I tossed, turned, and lightly dozed for about another 30 minutes. Just as I was getting close to fully falling asleep there was a small sound at my bedroom door. This time it turned out to be Kaylee. I was quite surprised by this because I can count on one hand the number of times she’s gotten up in the middle of the night her whole life. Unlike the boys, she’s never really been a nighttime wanderer. One look at her face though told me why she was out of bed. I quickly asked, “Do you need to go potty?” And with a desperation that can only be achieved by an overly full bladder she nodded.
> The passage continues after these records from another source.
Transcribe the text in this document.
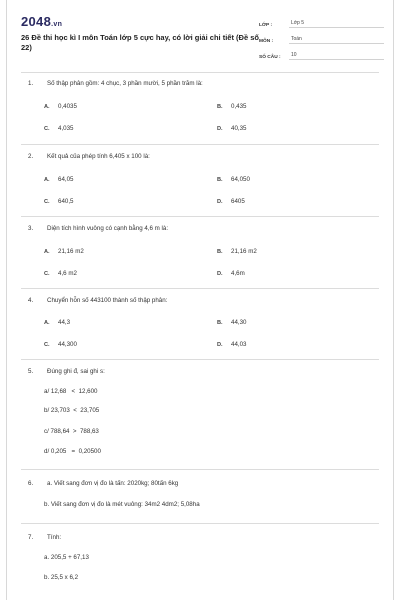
2048.vn
26 Đề thi học kì I môn Toán lớp 5 cực hay, có lời giải chi tiết (Đề số 22)
LỚP :	Lớp 5
MÔN :	Toán
SỐ CÂU :	10
1. Số thập phân gồm: 4 chục, 3 phần mười, 5 phần trăm là:
A. 0,4035	B. 0,435
C. 4,035	D. 40,35
2. Kết quả của phép tính 6,405 x 100 là:
A. 64,05	B. 64,050
C. 640,5	D. 6405
3. Diện tích hình vuông có cạnh bằng 4,6 m là:
A. 21,16 m2	B. 21,16 m2
C. 4,6 m2	D. 4,6m
4. Chuyển hỗn số 443100 thành số thập phân:
A. 44,3	B. 44,30
C. 44,300	D. 44,03
5. Đúng ghi đ, sai ghi s:
a/ 12,68   <  12,600
b/ 23,703  <  23,705
c/ 788,64  >  788,63
d/ 0,205   =  0,20500
6. a. Viết sang đơn vị đo là tấn: 2020kg; 80tấn 6kg
b. Viết sang đơn vị đo là mét vuông: 34m2 4dm2; 5,08ha
7. Tính:
a. 205,5 + 67,13
b. 25,5 x 6,2
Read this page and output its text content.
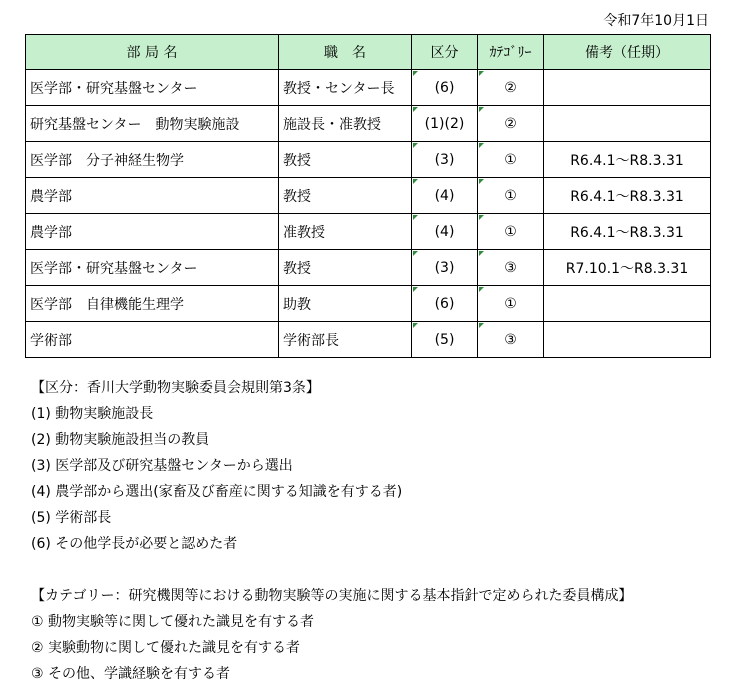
令和7年10月1日
部 局 名	職　名	区分	ｶﾃｺﾞﾘｰ	備考（任期）
医学部・研究基盤センター	教授・センター長	(6)	②	
研究基盤センター　動物実験施設	施設長・准教授	(1)(2)	②	
医学部　分子神経生物学	教授	(3)	①	R6.4.1～R8.3.31
農学部	教授	(4)	①	R6.4.1～R8.3.31
農学部	准教授	(4)	①	R6.4.1～R8.3.31
医学部・研究基盤センター	教授	(3)	③	R7.10.1～R8.3.31
医学部　自律機能生理学	助教	(6)	①	
学術部	学術部長	(5)	③	
【区分：香川大学動物実験委員会規則第3条】
(1) 動物実験施設長
(2) 動物実験施設担当の教員
(3) 医学部及び研究基盤センターから選出
(4) 農学部から選出(家畜及び畜産に関する知識を有する者)
(5) 学術部長
(6) その他学長が必要と認めた者
【カテゴリー：研究機関等における動物実験等の実施に関する基本指針で定められた委員構成】
① 動物実験等に関して優れた識見を有する者
② 実験動物に関して優れた識見を有する者
③ その他、学識経験を有する者
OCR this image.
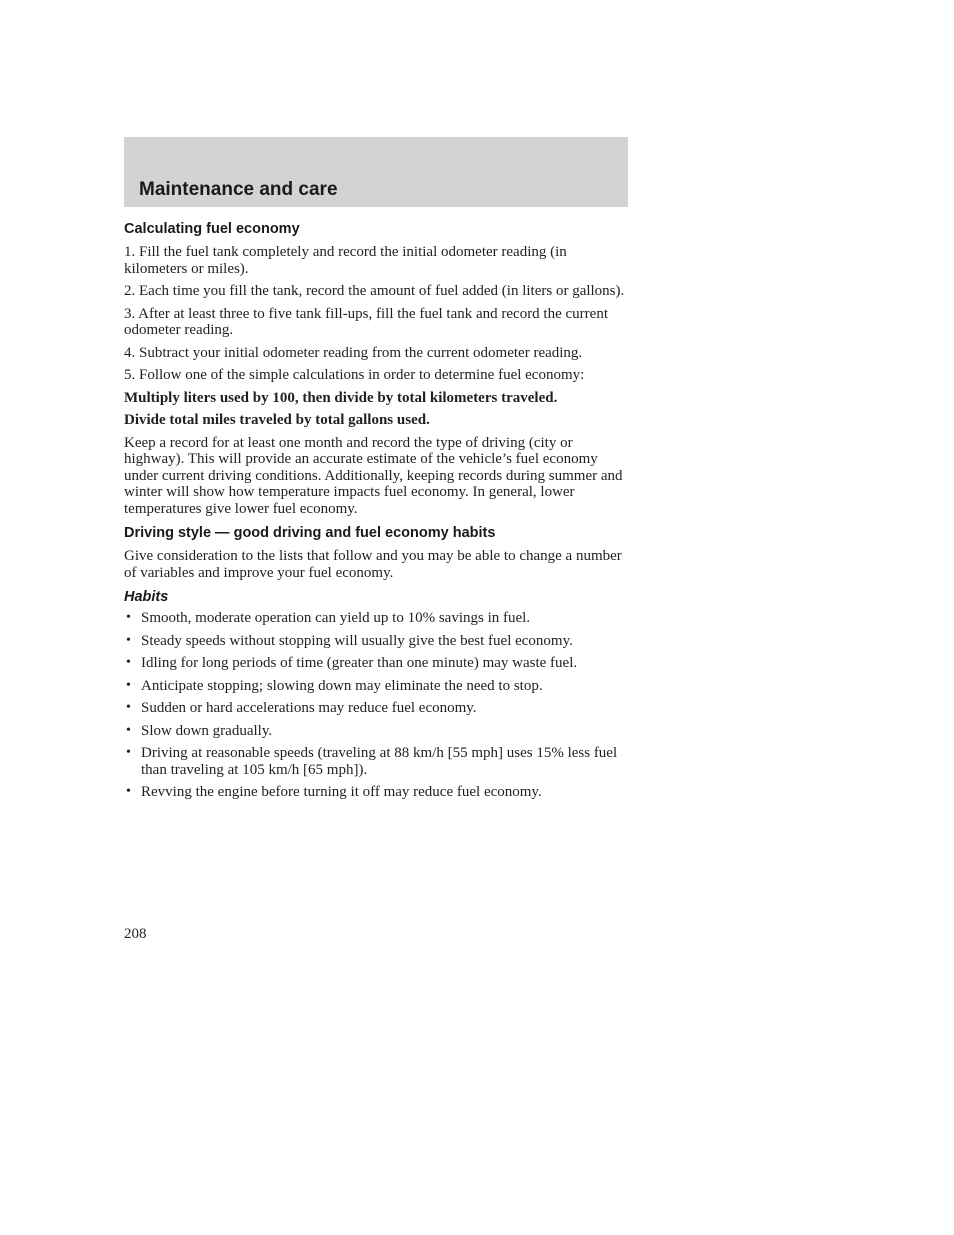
Maintenance and care
Calculating fuel economy

1. Fill the fuel tank completely and record the initial odometer reading (in kilometers or miles).

2. Each time you fill the tank, record the amount of fuel added (in liters or gallons).

3. After at least three to five tank fill-ups, fill the fuel tank and record the current odometer reading.

4. Subtract your initial odometer reading from the current odometer reading.

5. Follow one of the simple calculations in order to determine fuel economy:

Multiply liters used by 100, then divide by total kilometers traveled.

Divide total miles traveled by total gallons used.

Keep a record for at least one month and record the type of driving (city or highway). This will provide an accurate estimate of the vehicle’s fuel economy under current driving conditions. Additionally, keeping records during summer and winter will show how temperature impacts fuel economy. In general, lower temperatures give lower fuel economy.

Driving style — good driving and fuel economy habits

Give consideration to the lists that follow and you may be able to change a number of variables and improve your fuel economy.

Habits
• Smooth, moderate operation can yield up to 10% savings in fuel.
• Steady speeds without stopping will usually give the best fuel economy.
• Idling for long periods of time (greater than one minute) may waste fuel.
• Anticipate stopping; slowing down may eliminate the need to stop.
• Sudden or hard accelerations may reduce fuel economy.
• Slow down gradually.
• Driving at reasonable speeds (traveling at 88 km/h [55 mph] uses 15% less fuel than traveling at 105 km/h [65 mph]).
• Revving the engine before turning it off may reduce fuel economy.
208
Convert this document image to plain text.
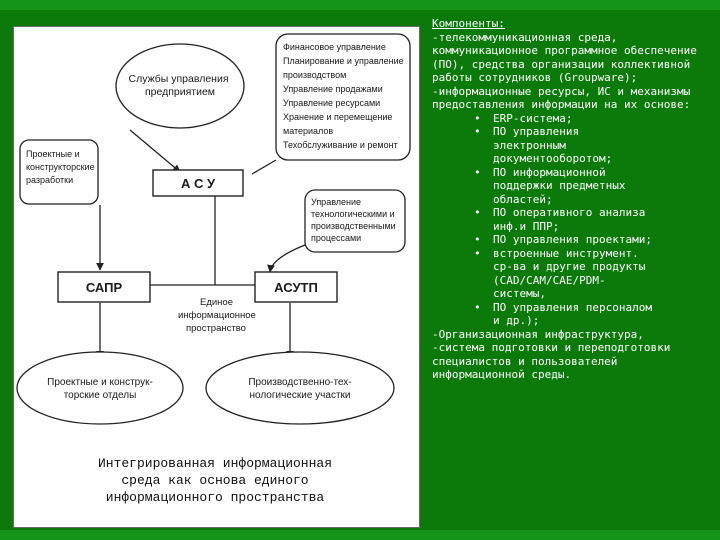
Службы управления предприятием
Финансовое управление
Планирование и управление
производством
Управление продажами
Управление ресурсами
Хранение и перемещение
материалов
Техобслуживание и ремонт
Проектные и конструкторские разработки	А С У
Управление технологическими и производственными процессами
САПР	АСУТП
Единое информационное пространство
Проектные и конструк-торские отделы
Производственно-тех-нологические участки
Интегрированная информационная
среда как основа единого
информационного пространства

Компоненты:

-телекоммуникационная среда, коммуникационное программное обеспечение (ПО), средства организации коллективной работы сотрудников (Groupware);
-информационные ресурсы, ИС и механизмы предоставления информации на их основе:

• ERP-система;
• ПО управления
электронным
документооборотом;
• ПО информационной
поддержки предметных
областей;
• ПО оперативного анализа
инф.и ППР;
• ПО управления проектами;
• встроенные инструмент.
ср-ва и другие продукты
(CAD/CAM/CAE/PDM-
системы,
• ПО управления персоналом
и др.);

-Организационная инфраструктура,
-система подготовки и переподготовки специалистов и пользователей информационной среды.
I guided her across the house to the kids bathroom and turned on the light for her. She got undressed and did her thing, then after washing up climbed gratefully back into her bed and went right back to sleep. I meanwhile stumbled across the house back to my own bed and though I had finally cooled off enough to sleep I was now wide awake. I lay there trying to fall back asleep until around 4:00 before finally giving up and getting up for the day. The only up side to my late night visitors was that I had almost 2 hours of peace and quiet before anyone in my house began stirring.
Getting up that early made for a really long Monday, but as I reflected back on the incident in the light of day I realized that if Kaylee was at the point that she could rouse herself out of bed in the middle of the night to make a trip to the bathroom, then she was truly ready to be completely done with her diapers. Although it’s been just about a month since I have changed a diaper I still can’t quite believe it’s over. It feels like this is a brief respite and soon we will be mired down in diapers galore again.
Many of my friends have announced recently that they are expecting, and their happiness and excitement has stirred something inside me that briefly made me want another child. The feeling was quickly squashed by remembering all the work that we’ve put in to get our kids to this point. We are finally at the stage where all three are pretty much independent. There is very little we have to do for any of them on a regular basis any more and that is very liberating. Besides, would I really want to start over with another kid in diapers? No thanks!
I am declaring this house a diaper free zone.